Blood DNA methylomic signatures associated with CSF biomarkers of Alzheimer’s disease in the EMIF-AD study.

Authors

Rebecca G Smith, Ehsan Pishva, Morteza Kouhsar, Jennifer Imm, Valerija Dobricic, Peter Johannsen, Michael Wittig, Andre Franke, Rik Vandenberghe, Jolien Schaeverbeke, Yvonne Freund-Levi, Lutz Frölich, Philip Scheltens, Charlotte E Teunissen, Giovanni Frisoni, Olivier Blin, Jill C Richardson, Régis Bordet, Sebastiaan Engelborghs, Ellen de Roeck, Pablo Martinez-Lage, Miren Altuna, Mikel Tainta, Alberto Lleó, Isabel Sala, Julius Popp, Gwendoline Peyratout, Laura Winchester, Alejo Nevado-Holgado, Frans Verhey, Magda Tsolaki, Ulf Andreasson, Kaj Blennow, Henrik Zetterberg, Johannes Streffer, Stephanie J B Vos, Simon Lovestone, Pieter Jelle Visser, Lars Bertram, Katie Lunnon

Year of publication

2024

Journal

ALZHEIMERS DEMENT

Volume

20

Issue

10

ISSN

1552-5260

Impact factor

14

Abstract

Introduction

We investigated blood DNA methylation patterns associated with 15 well-established cerebrospinal fluid (CSF) biomarkers of Alzheimer’s disease (AD) pathophysiology, neuroinflammation, and neurodegeneration.

Methods

We assessed DNA methylation in 885 blood samples from the European Medical Information Framework for Alzheimer’s Disease (EMIF-AD) study using the EPIC array.

Results

We identified Bonferroni-significant differential methylation associated with CSF YKL-40 (five loci) and neurofilament light chain (NfL; seven loci) levels, with two of the loci associated with CSF YKL-40 levels correlating with plasma YKL-40 levels.
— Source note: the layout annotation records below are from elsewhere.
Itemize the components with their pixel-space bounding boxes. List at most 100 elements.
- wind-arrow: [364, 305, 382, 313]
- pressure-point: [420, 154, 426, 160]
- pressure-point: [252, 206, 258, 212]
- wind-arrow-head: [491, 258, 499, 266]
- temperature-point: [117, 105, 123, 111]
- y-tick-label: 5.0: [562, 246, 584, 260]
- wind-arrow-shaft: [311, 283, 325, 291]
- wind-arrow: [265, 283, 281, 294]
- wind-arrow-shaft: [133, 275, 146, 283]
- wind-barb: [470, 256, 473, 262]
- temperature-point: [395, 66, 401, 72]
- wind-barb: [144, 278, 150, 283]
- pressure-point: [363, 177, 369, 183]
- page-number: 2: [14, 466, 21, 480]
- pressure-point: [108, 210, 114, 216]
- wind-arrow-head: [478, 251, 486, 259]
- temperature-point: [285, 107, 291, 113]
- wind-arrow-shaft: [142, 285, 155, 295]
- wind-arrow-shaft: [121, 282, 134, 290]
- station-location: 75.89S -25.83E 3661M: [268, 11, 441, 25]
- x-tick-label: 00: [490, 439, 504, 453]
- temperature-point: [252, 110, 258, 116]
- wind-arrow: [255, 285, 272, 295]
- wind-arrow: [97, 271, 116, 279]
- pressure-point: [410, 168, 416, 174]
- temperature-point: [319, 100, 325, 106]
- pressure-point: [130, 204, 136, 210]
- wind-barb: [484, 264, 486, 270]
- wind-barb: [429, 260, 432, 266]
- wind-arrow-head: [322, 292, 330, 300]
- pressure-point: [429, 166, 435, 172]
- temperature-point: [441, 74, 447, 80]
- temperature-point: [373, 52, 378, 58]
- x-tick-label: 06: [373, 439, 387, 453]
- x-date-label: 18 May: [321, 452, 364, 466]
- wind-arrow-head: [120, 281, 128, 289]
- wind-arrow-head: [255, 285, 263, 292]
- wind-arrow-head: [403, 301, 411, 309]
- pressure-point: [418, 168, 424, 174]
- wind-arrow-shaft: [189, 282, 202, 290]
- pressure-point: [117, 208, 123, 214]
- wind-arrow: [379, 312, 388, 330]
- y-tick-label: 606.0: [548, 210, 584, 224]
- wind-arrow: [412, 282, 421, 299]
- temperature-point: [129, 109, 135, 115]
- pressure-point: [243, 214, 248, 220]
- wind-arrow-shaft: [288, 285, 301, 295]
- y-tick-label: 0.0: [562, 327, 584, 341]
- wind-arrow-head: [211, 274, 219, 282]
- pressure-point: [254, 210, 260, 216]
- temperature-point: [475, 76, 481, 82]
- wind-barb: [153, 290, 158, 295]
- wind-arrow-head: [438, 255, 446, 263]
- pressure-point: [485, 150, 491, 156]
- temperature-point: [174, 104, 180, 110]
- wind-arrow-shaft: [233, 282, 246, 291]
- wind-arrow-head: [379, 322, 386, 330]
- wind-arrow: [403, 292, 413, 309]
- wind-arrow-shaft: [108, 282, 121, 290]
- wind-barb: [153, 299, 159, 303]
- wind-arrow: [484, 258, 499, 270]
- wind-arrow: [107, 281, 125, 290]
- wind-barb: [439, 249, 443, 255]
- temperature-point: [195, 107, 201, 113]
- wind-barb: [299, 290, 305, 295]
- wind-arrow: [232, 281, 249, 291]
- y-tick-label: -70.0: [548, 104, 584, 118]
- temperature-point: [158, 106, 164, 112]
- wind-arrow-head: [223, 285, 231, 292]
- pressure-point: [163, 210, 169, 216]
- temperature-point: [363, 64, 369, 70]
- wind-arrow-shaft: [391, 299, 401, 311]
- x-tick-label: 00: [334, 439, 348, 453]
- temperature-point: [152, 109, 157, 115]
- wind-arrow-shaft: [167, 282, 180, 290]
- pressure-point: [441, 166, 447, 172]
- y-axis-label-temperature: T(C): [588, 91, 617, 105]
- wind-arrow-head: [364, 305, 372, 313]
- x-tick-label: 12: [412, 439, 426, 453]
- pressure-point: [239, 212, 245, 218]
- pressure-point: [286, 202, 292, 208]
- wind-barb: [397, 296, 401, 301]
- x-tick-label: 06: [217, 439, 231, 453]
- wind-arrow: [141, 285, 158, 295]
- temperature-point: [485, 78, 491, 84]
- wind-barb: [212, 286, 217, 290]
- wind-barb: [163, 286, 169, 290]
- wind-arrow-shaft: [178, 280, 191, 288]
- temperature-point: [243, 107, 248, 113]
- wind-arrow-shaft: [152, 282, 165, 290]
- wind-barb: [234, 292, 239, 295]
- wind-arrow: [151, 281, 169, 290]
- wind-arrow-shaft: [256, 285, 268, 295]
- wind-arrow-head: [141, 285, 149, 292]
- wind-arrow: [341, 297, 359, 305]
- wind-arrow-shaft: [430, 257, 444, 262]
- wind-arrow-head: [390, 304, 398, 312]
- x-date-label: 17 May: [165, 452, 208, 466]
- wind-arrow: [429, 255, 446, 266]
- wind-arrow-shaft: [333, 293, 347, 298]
A co-localization analysis showed shared genetic variants underlying YKL-40 DNA methylation and CSF protein levels, with evidence that DNA methylation mediates the association between genotype and protein levels. Weighted gene correlation network analysis identified two modules of co-methylated loci correlated with several amyloid measures and enriched in pathways associated with lipoproteins and development.

Discussion

We conducted the most comprehensive epigenome-wide association study (EWAS) of AD-relevant CSF biomarkers to date. Future work should explore the relationship between YKL-40 genotype, DNA methylation, and protein levels in the brain.

Highlights

Blood DNA methylation was assessed in the EMIF-AD MBD study. Epigenome-wide association studies (EWASs) were performed for 15 Alzheimer’s disease (AD)-relevant cerebrospinal fluid (CSF) biomarker measures. Five Bonferroni-significant loci were associated with YKL-40 levels and seven with neurofilament light chain (NfL). DNA methylation in YKL-40 co-localized with previously reported genetic variation. DNA methylation potentially mediates the effect of single-nucleotide polymorphisms (SNPs) in YKL-40 on CSF protein levels.